Le nez

Tentative de monologue 01

 

Je vais vous raconter une aventure assez singulière

Pourquoi singulière? Parce qu’elle est unique.

-          J’aurais bien pu vous raconter la fois ou je m’suis mordu la langue en mangeant.

-          Ça vous est déjà arrivé?

-          Ça fait mal hein?

-          Mais ce n’est pas unique.

-          C’est une aventure plurielle, parce que

-          Ça nous est tous arrivé. Tandis qu’une aventure singulière ça a ceci de singulier, ça n’arrive qu’une fois, C’est incomparable.

-          Donc, un soir que je m’en allais au dépanneur, je suis arrivé nez à nez avec un nez.

-          Oui, un nez, un nez tout seul, avec rien autour pour le supporter.

-          Vous vous dites sans doute que ça n’a pas de sens, un nez comme ça, tout seul sur la rue.

-          C’est ce que je disais, si vous n’y croyez pas c’est que ça ne vous est jamais arrivé, d’ou la singularité de l’événement

-          Et pourquoi ça ne se pourrait pas, tout le monde a déjà rencontré une langue de vipère, non!

-          Et un nez, ça a du sens, non?

-          Pour en revenir à mon nez, j’ai quand même été surpris.

-          Il faisait une promenade. À l’époque me raconta-t-il d’une voix nasillarde, il n’était pas seul, il était au complet, il avait du corps.

-          Soudainement, il a flairé qu’il était suivi, il a jeté un œil derrière lui le temps d’apercevoir deux types qui s’approche en courant.

-          Il a pris les jambes à son cou.

-          Un peu plus loin il a vu un policier et il lui a envoyé la main pour lui faire signe mais sans succès, et il l’a perdue.

-          Il est entré dans une ruelle et s’est caché en arrière des poubelles.

-          Il avait tellement peur qu’il s’en arrachait les cheveux sur la tête.

-          A un moment donné il est sorti de sa cachette puis il a aperçu les deux gars qui barraient chaque côté de la ruelle.

-          Les deux bras lui en sont tombés.

-          Il ne pouvait plus jouer du coude pour s’en sortir.

-          Il n’avait plus le choix il en est venu au corps à corps.

-          Hélas il a perdu.

-          La panique lui a fait perdre la tête.

-          Et heureusement d’ailleurs : ça lui a permis de passer inaperçu.

-          Et c’est comme ça qu’il se retrouve devant moi incapable de retourner sur ses pas pour récupérer ses morceaux.

-          Je lui ai demandé s’il les connaissait ces deux gars-là?

-          Oui dit-il : deux pushers à qui je devais pas mal d’argent, je suis cocaïnomane.

-          Vous auriez dû appeler la police.

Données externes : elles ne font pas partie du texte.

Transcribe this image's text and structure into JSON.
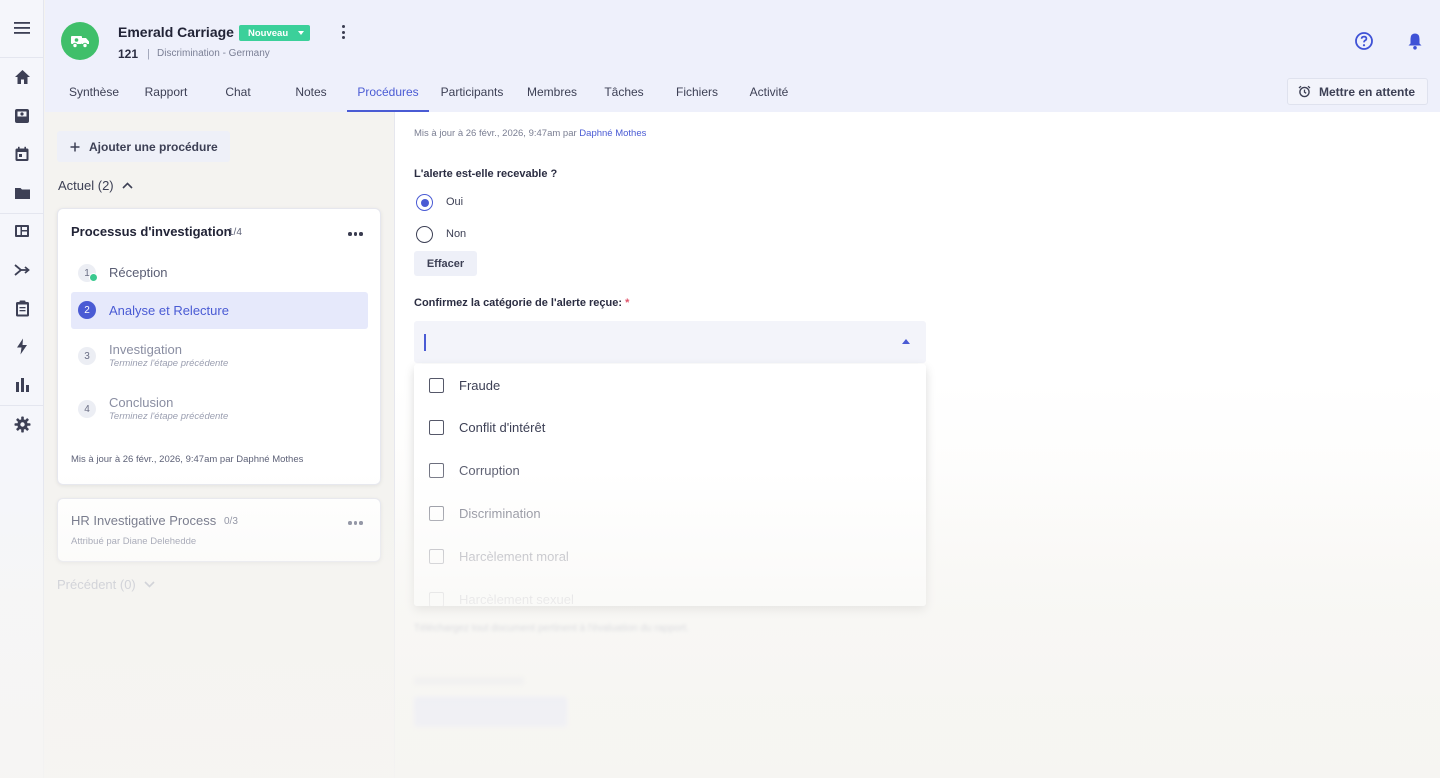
{
  "case": {
    "name": "Emerald Carriage",
    "status": "Nouveau",
    "number": "121",
    "separator": "|",
    "subtitle": "Discrimination - Germany"
  },
  "tabs": [
    {
      "label": "Synthèse",
      "active": false
    },
    {
      "label": "Rapport",
      "active": false
    },
    {
      "label": "Chat",
      "active": false
    },
    {
      "label": "Notes",
      "active": false
    },
    {
      "label": "Procédures",
      "active": true
    },
    {
      "label": "Participants",
      "active": false
    },
    {
      "label": "Membres",
      "active": false
    },
    {
      "label": "Tâches",
      "active": false
    },
    {
      "label": "Fichiers",
      "active": false
    },
    {
      "label": "Activité",
      "active": false
    }
  ],
  "hold_button": {
    "label": "Mettre en attente",
    "icon": "alarm-clock-icon"
  },
  "rail_icons": [
    "menu-icon",
    "home-icon",
    "inbox-icon",
    "calendar-icon",
    "folder-icon",
    "table-icon",
    "merge-icon",
    "clipboard-icon",
    "lightning-icon",
    "bar-chart-icon",
    "gear-icon"
  ],
  "procedures": {
    "add_label": "Ajouter une procédure",
    "current_section": "Actuel (2)",
    "previous_section": "Précédent (0)",
    "card1": {
      "title": "Processus d'investigation",
      "count": "1/4",
      "steps": [
        {
          "num": "1",
          "label": "Réception",
          "sub": "",
          "state": "done"
        },
        {
          "num": "2",
          "label": "Analyse et Relecture",
          "sub": "",
          "state": "active"
        },
        {
          "num": "3",
          "label": "Investigation",
          "sub": "Terminez l'étape précédente",
          "state": "locked"
        },
        {
          "num": "4",
          "label": "Conclusion",
          "sub": "Terminez l'étape précédente",
          "state": "locked"
        }
      ],
      "footer": "Mis à jour à 26 févr., 2026, 9:47am par Daphné Mothes"
    },
    "card2": {
      "title": "HR Investigative Process",
      "count": "0/3",
      "sub": "Attribué par Diane Delehedde"
    }
  },
  "form": {
    "updated_prefix": "Mis à jour à 26 févr., 2026, 9:47am par",
    "updated_author": "Daphné Mothes",
    "question1": "L'alerte est-elle recevable ?",
    "options1": [
      {
        "label": "Oui",
        "checked": true
      },
      {
        "label": "Non",
        "checked": false
      }
    ],
    "clear_label": "Effacer",
    "question2": "Confirmez la catégorie de l'alerte reçue:",
    "required_mark": "*",
    "categories": [
      "Fraude",
      "Conflit d'intérêt",
      "Corruption",
      "Discrimination",
      "Harcèlement moral",
      "Harcèlement sexuel"
    ],
    "hint": "Téléchargez tout document pertinent à l'évaluation du rapport."
  },
  "colors": {
    "accent": "#4a5bd4",
    "status_green": "#3bd09a",
    "avatar_green": "#3fbf6a",
    "required_red": "#e0556c"
  }
}
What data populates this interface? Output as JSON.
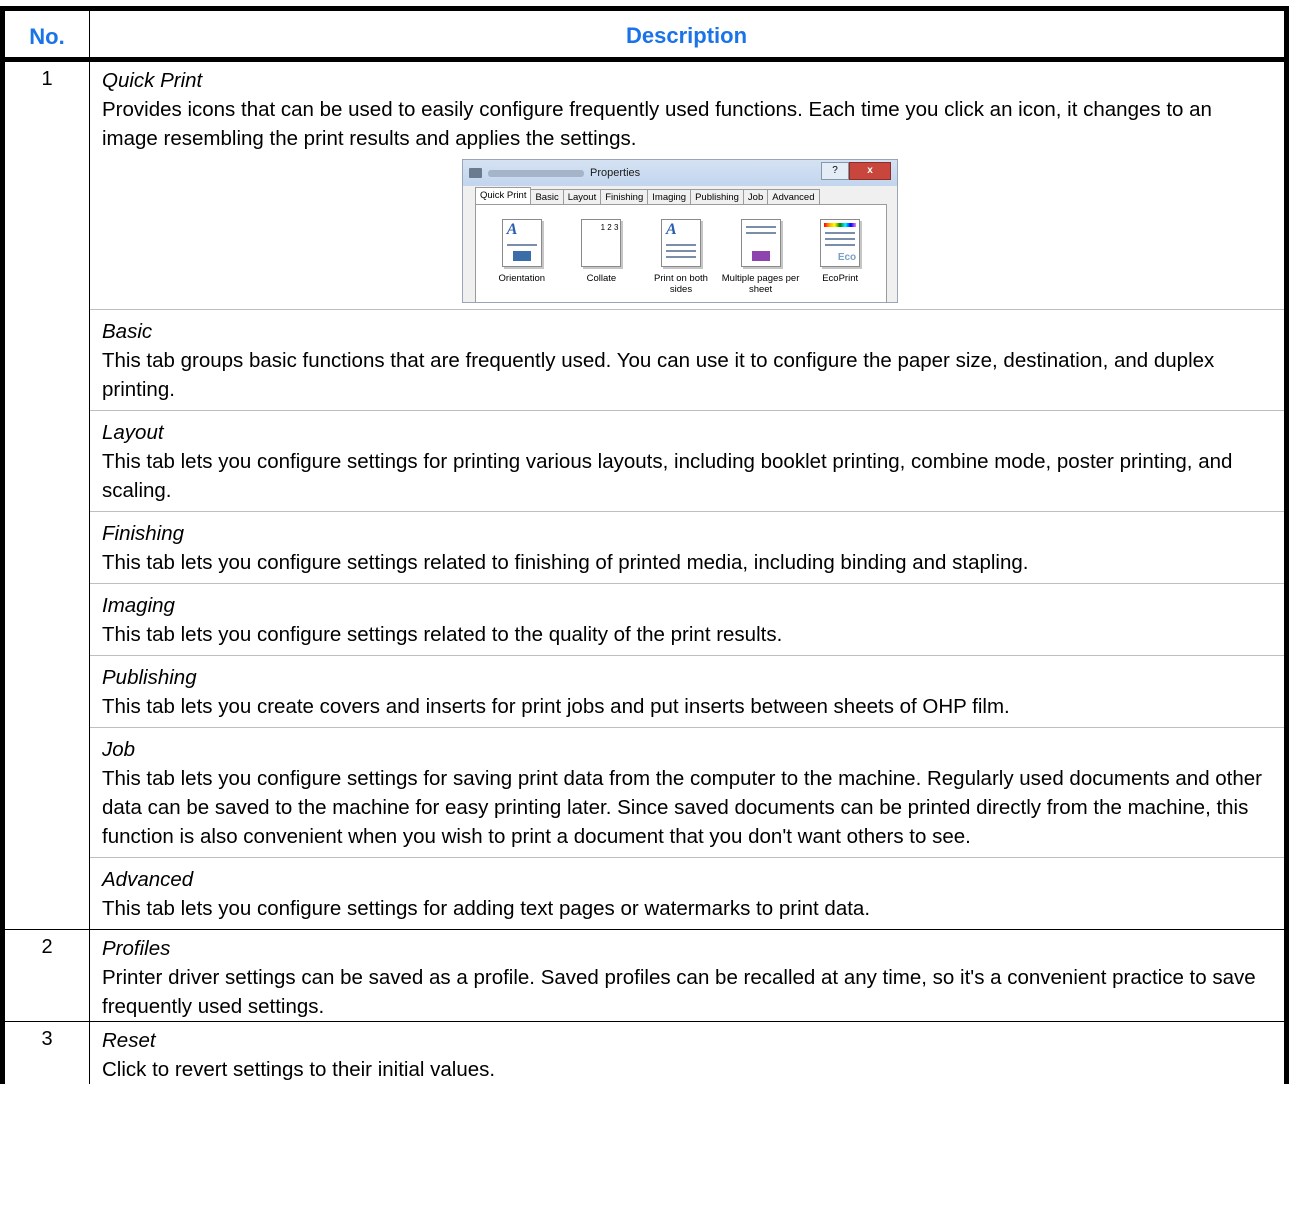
{
  "table": {
    "header": {
      "no": "No.",
      "description": "Description"
    },
    "rows": [
      {
        "no": "1",
        "entries": [
          {
            "title": "Quick Print",
            "text": "Provides icons that can be used to easily configure frequently used functions. Each time you click an icon, it changes to an image resembling the print results and applies the settings."
          },
          {
            "title": "Basic",
            "text": "This tab groups basic functions that are frequently used. You can use it to configure the paper size, destination, and duplex printing."
          },
          {
            "title": "Layout",
            "text": "This tab lets you configure settings for printing various layouts, including booklet printing, combine mode, poster printing, and scaling."
          },
          {
            "title": "Finishing",
            "text": "This tab lets you configure settings related to finishing of printed media, including binding and stapling."
          },
          {
            "title": "Imaging",
            "text": "This tab lets you configure settings related to the quality of the print results."
          },
          {
            "title": "Publishing",
            "text": "This tab lets you create covers and inserts for print jobs and put inserts between sheets of OHP film."
          },
          {
            "title": "Job",
            "text": "This tab lets you configure settings for saving print data from the computer to the machine. Regularly used documents and other data can be saved to the machine for easy printing later. Since saved documents can be printed directly from the machine, this function is also convenient when you wish to print a document that you don't want others to see."
          },
          {
            "title": "Advanced",
            "text": "This tab lets you configure settings for adding text pages or watermarks to print data."
          }
        ]
      },
      {
        "no": "2",
        "entries": [
          {
            "title": "Profiles",
            "text": "Printer driver settings can be saved as a profile. Saved profiles can be recalled at any time, so it's a convenient practice to save frequently used settings."
          }
        ]
      },
      {
        "no": "3",
        "entries": [
          {
            "title": "Reset",
            "text": "Click to revert settings to their initial values."
          }
        ]
      }
    ]
  },
  "dialog": {
    "title": "Properties",
    "help": "?",
    "close": "x",
    "tabs": [
      "Quick Print",
      "Basic",
      "Layout",
      "Finishing",
      "Imaging",
      "Publishing",
      "Job",
      "Advanced"
    ],
    "icons": [
      {
        "label": "Orientation",
        "icon": "orientation-icon"
      },
      {
        "label": "Collate",
        "icon": "collate-icon",
        "glyph": "1 2 3"
      },
      {
        "label": "Print on both sides",
        "icon": "duplex-icon"
      },
      {
        "label": "Multiple pages per sheet",
        "icon": "multiple-pages-icon"
      },
      {
        "label": "EcoPrint",
        "icon": "ecoprint-icon",
        "glyph": "Eco"
      }
    ]
  }
}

-          Je ne suis pas un mouchard.

-          Tant pis pour vous. Et je suis parti.

-          Bien sûr j’ai eu des remords. Lever le nez sur quelqu’un qui a besoin d’aide, ce n’est pas très courageux.

-          Ça m’a pris un bout de temps pour m’en remettre.

-          Chaque fois que j’avais le rhume je pensais à lui.

-          Quand on dit que le monde est petit, c’est bien vrai.

-          Il y a quelques semaines, j’étais au restaurant.

-          J’aperçus un gars qui était à une autre table et qui me regardait avec un grand sourire.

-          Son visage me rappelait quelque chose. Du moins en partie.

-          C’était lui, Le Nez.

-          Il s’est approché de moi. J’étais gêné.

-          Je me suis excusé de l’avoir laissé tomber quand il avait besoin d’aide.

-          Il me dit que ce n’était pas grave.

-          Il me raconta alors, que lorsque je l’abandonnai à son sort, un gamin qui passait par là le propulsa d’un coup de pied sans même s’en rendre compte sur le seuil d’un centre de désintoxication

-          Puis il fut admis dans le groupe.

-          Ce soir-là ils célébraient sa première année d’abstinence.

-          Vous voyez je ne suis pas seul : tous les membres m’accompagnent.

-          Félicitation! ça n’a pas été trop difficile j’espère.

-          Oui ça été dur au début, mais je me suis débarrassé de toutes les crottes que j’avais, de plus ça m’a permis de nous retrouver.

-          J’inspirai par le nez, me demandant si j’aurais eu le courage d’en faire autant.